Elle le suit dans le corridor. «Il l’engueule, il lui dit : “Tu as sept ans, tabarnac!” Il la tient juste par un bras, il sort de la salle et la lance par terre. Elle se sauve à quatre pattes, il court après, à quatre pattes lui aussi, il essaye de la rattraper.» Deux hommes assistent aussi à la scène. «Il y en a un qui est allé mettre sa main sur l’épaule du père.»

La fille en a profité pour «se sauver» dans la salle.

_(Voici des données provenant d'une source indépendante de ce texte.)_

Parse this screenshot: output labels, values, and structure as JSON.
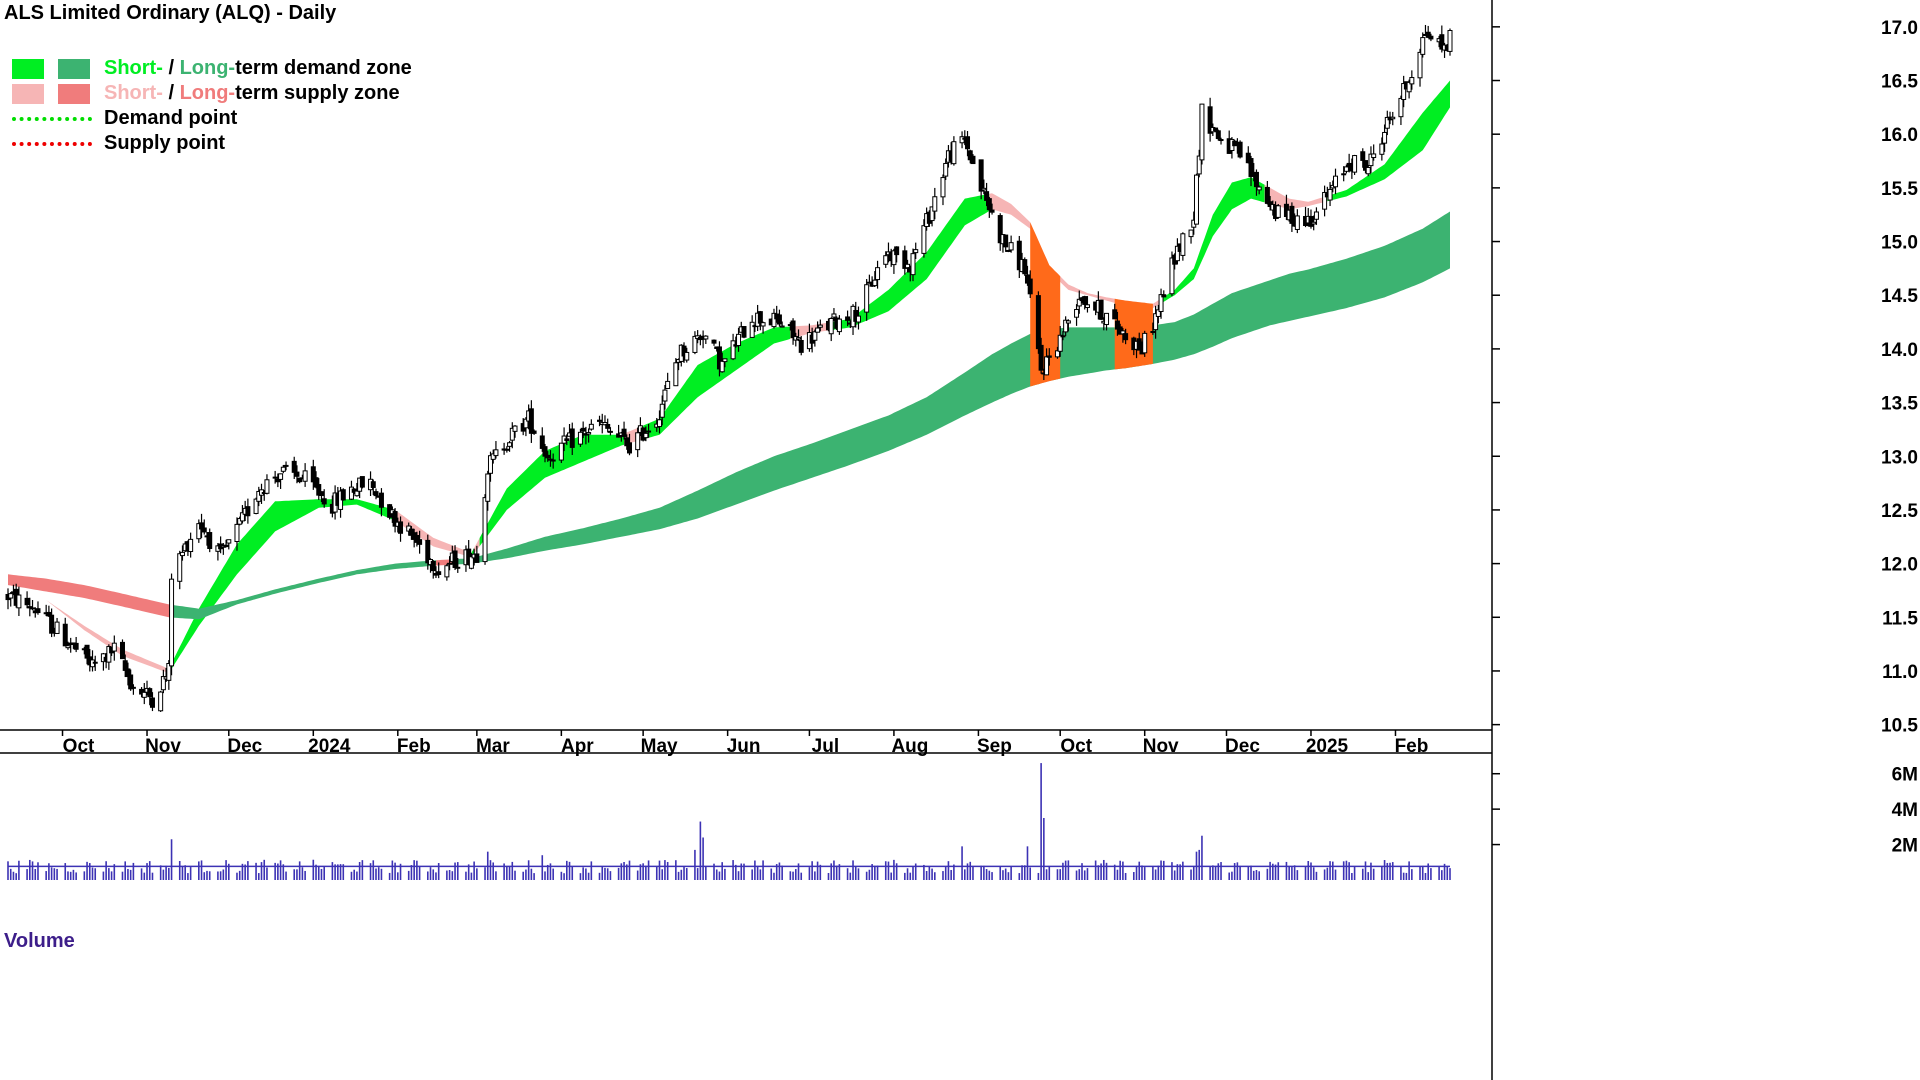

Agathe reste là, avec les deux hommes et le père. «À la place de réaliser ce qu’il venait de faire, de dire : “Désolé, ça n’a pas de bon sens”, il a dit : “Tabarnac, elle dérange tout le monde dans le cinéma”…» Puis il est retourné à l’intérieur, a regagné son siège comme si de rien n’était.

Les policiers sont débarqués. «Ils m’ont demandé de leur raconter ce que j’avais vu, ils m’ont demandé où est-ce que l’homme était assis et je suis retournée dans la salle. C’est là que les lumières se sont allumées, ils le cherchaient, je leur ai montré, je leur ai dit : “Il est ici”. Il était avec cinq enfants…»

L’histoire a fait grand bruit dans les médias, l’homme a été arrêté pour voies de fait, la Direction de la protection de la jeunesse a été alertée.

Il y aura enquête.

Selon d’autres témoins qui se sont confiés aux policiers, le père aurait frappé sa fille. «Moi, je n’ai pas été témoin de ça. Ça s’est peut-être passé avant qu’elle commence à pleurer, c’est peut-être ce qui a été la cause, je ne sais pas.»

Mais elle en a vu assez pour réagir.

Agathe n’a pas hésité une seule seconde à dénoncer les agissements «totalement inappropriés» de l’homme de 47 ans. «Je pense que j’ai fait la bonne chose. C’est correct que le père soit confronté à ce qu’il a fait.»

Qu’il soit aidé, surtout. «C’est clairement pas une famille qui avait l’air fortunée, c’est l’impression que j’ai eue. Le père sentait mauvais, il puait le swing, la fille avait un chandail qui était déchiré sur la manche. Cette famille, je pense qu’elle a besoin d’aide, qu’elle a besoin de soutien. Mais je ne pense pas que c’était nécessaire de faire une si grosse histoire avec ça.»

Elle pense aux cinq enfants. «Ce qu’on veut surtout, c’est de ne pas leur nuire. Mon message, c’est qu’il ne faut pas laisser aller les choses, mais il faut avoir du respect pour la famille, pour les enfants, pour ceux qui vivent ça. C’est facile après l’histoire de Granby de partir en peur, c’est facile de juger.»

Elle lance un appel au calme. «C’est important de chercher à avoir l’ensemble du portrait, l’ensemble de la situation.»

Elle a en tête un de ses voisins qui s’occupe seul de son enfant, qui fait de son mieux. «La mère n’est plus dans le portrait, elle est toxicomane, dans la rue. Il voit à ce que son enfant ne manque de rien, mais c’est sûr que ce n’est pas idéal… […] Il faut essayer de voir en arrière des lacunes, s’il y a de l’amour.»

C’est là l’essentiel du travail de la Direction de la protection de la jeunesse, qui doit composer depuis 40 ans avec un nombre toujours grandissant de signalements. Il y en a eu 96 000 l’an dernier, on s’attend à ce qu’il y en ait 100 000 cette année, soit plus de 250 chaque jour.

C’est effarant.

Reste à espérer, comme le souhaite Agathe, que la fillette et les quatre autres enfants n’auront plus à vivre ce genre de situations, ni sous les projecteurs ni entre les quatre murs de leur maison. «Il ne faut jamais tolérer ce genre de situations. On ne sait pas, on a peut-être sauvé quelqu’un…»

* Le prénom de la femme, avec qui j’ai des liens familiaux, a été modifié.